Над верхней губой выступает пот. Я бы и рада закрыть проклятый дневник, но все читаю и читаю, будто завороженная.
«Глаза мамы улыбаются, она говорит со мной, только губы ее не шевелятся».
«Я ничего не помню!»
Кася хихикает мне в ухо, щекочет ледяным дыханием.
«Тук-тук».
Я с воплем вскакиваю с кровати, сердце колотится как сумасшедшее. Только через несколько секунд я понимаю, что стук в дверь был настоящим. Голос из коридора зовет меня:
– Магдалена, открой, пожалуйста. Нам нужно поговорить.
Пани Новак. Еще час назад я бы и папе римскому не открыла, но после чтения Касиного дневника мне жизненно необходимо увидеть хоть одного здравомыслящего человека.
– Магдалена, я не стану тебя ругать. То есть осуждать, – тут же поправляется она. – Ты уже взрослая девушка. Давай побеседуем как две взрослые девушки, хорошо?
Душечка – меньшее из зол. Вот если бы пришла директриса, я бы скорей из окна выскочила, чем впустила ее.
– По секрету – мне тоже не понравилось, когда пани Ковальская заговорила про деньги. И это в такой момент! – понизив голос, добавляет она. – Очень цинично, не находишь?
Все понимает.
Осторожно наклоняю стул, чтобы не оцарапать паркет ножками, и приоткрываю дверь. Пани Новак смущенно улыбается. Глаза у нее припухшие, с веками цвета сырой курятины и редкими светлыми ресницами.
– Можно войти?
– Я не убивала Данку. И Юлию не прогоняла.
– О чем ты, Магда? – Круглый подбородок у нее морщится и дрожит, будто это не я, а она сейчас разревется, как последняя соплячка. – Никто не винит тебя ни в чем подобном. Это все мы, мы…
Делаю шаг назад.
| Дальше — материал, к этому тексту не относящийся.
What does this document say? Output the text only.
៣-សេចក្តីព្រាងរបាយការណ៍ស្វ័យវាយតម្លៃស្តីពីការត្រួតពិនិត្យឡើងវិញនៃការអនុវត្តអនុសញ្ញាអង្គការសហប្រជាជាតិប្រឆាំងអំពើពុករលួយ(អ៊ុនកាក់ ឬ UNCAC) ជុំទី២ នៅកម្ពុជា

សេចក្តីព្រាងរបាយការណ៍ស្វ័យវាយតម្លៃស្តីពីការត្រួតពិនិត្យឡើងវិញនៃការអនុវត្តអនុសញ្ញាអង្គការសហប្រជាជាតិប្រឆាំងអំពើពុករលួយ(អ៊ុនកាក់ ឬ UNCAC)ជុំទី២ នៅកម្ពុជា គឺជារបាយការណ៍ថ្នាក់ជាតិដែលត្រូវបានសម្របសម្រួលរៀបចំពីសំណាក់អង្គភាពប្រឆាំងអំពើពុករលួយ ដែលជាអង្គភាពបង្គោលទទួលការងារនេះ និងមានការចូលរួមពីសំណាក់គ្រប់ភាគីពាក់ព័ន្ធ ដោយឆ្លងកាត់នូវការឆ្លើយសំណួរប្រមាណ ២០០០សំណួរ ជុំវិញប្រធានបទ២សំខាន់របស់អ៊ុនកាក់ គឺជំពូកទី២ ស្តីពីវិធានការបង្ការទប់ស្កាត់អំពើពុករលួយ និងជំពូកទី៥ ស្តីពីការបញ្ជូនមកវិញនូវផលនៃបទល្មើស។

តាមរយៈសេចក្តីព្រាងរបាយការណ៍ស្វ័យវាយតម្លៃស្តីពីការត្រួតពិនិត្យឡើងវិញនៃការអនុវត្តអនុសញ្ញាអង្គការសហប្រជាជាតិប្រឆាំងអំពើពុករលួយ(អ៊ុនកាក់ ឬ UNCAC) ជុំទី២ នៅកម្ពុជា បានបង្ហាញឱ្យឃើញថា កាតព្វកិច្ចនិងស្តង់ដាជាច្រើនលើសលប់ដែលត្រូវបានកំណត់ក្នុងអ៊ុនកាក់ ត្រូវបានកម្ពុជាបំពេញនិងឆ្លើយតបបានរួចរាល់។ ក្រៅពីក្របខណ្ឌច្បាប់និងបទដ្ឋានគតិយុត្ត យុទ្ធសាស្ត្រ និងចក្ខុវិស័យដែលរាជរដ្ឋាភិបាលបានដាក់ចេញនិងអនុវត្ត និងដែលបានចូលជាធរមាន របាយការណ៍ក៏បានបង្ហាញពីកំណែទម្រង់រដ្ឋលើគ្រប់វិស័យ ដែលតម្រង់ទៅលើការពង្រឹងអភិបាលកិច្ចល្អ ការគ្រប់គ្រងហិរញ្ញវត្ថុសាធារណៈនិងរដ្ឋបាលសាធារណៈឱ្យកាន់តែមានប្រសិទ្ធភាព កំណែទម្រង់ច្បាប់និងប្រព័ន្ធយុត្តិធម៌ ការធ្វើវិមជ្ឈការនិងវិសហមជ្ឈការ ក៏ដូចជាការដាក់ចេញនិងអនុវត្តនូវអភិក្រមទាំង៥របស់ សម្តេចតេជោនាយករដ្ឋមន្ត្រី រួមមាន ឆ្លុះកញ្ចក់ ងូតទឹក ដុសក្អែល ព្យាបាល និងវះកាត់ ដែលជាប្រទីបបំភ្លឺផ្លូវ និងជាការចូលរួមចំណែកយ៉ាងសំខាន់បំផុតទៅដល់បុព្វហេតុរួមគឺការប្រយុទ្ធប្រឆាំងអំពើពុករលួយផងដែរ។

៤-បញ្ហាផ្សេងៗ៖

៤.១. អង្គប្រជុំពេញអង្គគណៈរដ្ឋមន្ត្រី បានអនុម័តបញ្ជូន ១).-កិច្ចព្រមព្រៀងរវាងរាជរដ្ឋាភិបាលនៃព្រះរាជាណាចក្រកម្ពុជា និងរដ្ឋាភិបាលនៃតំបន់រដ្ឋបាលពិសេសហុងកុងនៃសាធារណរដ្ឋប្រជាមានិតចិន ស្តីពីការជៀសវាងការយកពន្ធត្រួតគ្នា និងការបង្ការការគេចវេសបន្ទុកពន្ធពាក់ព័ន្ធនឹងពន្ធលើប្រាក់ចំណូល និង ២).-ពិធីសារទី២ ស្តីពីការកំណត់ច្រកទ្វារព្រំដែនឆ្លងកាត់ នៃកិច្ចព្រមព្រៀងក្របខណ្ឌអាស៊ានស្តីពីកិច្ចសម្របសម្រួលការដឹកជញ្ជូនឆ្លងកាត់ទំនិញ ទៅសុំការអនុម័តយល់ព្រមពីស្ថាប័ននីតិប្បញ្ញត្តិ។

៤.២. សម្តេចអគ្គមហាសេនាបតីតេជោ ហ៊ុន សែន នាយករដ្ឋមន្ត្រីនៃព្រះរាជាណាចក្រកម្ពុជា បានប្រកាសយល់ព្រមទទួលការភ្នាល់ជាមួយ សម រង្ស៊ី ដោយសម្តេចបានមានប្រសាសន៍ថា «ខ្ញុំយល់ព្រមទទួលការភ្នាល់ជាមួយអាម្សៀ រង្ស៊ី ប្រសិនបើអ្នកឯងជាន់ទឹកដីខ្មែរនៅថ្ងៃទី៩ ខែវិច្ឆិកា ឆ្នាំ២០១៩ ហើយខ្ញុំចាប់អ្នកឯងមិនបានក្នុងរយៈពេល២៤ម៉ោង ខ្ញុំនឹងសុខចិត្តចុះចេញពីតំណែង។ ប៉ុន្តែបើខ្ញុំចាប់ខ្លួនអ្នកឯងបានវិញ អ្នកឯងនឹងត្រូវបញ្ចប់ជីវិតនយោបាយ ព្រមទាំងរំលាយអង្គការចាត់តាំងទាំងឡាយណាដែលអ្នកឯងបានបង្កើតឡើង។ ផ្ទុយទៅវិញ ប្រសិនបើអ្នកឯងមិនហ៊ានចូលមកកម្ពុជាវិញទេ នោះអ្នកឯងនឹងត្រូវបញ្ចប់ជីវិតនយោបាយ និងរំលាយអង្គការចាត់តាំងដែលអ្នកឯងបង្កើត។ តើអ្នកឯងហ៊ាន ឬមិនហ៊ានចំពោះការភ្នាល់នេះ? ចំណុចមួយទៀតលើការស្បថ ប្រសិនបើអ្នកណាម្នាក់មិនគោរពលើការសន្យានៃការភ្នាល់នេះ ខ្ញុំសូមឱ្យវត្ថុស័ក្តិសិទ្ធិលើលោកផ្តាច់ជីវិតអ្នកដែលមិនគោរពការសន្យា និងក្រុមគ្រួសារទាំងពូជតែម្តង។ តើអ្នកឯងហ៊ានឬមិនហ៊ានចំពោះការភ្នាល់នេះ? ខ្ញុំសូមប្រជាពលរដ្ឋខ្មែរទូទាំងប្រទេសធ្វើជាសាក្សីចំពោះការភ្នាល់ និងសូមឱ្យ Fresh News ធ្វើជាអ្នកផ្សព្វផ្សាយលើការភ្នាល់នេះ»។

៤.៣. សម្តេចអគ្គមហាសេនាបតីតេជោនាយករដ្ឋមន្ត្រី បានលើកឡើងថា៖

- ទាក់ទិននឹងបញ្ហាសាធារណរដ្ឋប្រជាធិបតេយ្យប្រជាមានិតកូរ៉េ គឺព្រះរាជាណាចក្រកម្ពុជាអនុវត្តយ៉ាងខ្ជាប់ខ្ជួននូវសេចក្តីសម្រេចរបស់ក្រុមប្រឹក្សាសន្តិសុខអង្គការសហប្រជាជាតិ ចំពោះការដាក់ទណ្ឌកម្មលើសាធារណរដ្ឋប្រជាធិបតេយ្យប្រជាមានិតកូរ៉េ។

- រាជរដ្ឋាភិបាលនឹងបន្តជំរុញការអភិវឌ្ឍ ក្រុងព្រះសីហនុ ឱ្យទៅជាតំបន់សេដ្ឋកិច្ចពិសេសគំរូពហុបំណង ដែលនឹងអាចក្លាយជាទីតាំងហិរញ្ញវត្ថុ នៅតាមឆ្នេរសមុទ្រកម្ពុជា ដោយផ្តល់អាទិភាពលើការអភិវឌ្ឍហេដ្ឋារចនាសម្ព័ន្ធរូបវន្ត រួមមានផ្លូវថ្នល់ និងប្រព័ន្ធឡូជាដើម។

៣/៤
Пусть входит, если хочет.
Не нужно быть семи пядей во лбу, чтобы догадаться, отчего мой чемодан стоит распахнутый посреди комнаты, а на полках и столе не осталось ни бумажки, ни шпильки.
– Куда поедешь?
– К тетке в Краков, – буркаю я.
– Хорошо, когда есть куда податься… Правда, Магда? – Молчу в ответ, но Душечка и не ждет от меня реплик. – Это значит, что жизнь продолжается.
Какое‑то время мы молчим. Пани Новак сидит на краешке незастеленной Касиной кровати, смирно сложив руки на коленях. Я же роюсь в сваленных комом тряпках, пытаясь выпутать оттуда приличную пару чулок. Один уже нашла, а второй узлом завязался на тонкой бретельке комбинации.
– Как будешь поступать без аттестата? – между прочим спрашивает наставница.
– Пережду год, буду работать. Или сразу переведусь в общественную. Не пропаду.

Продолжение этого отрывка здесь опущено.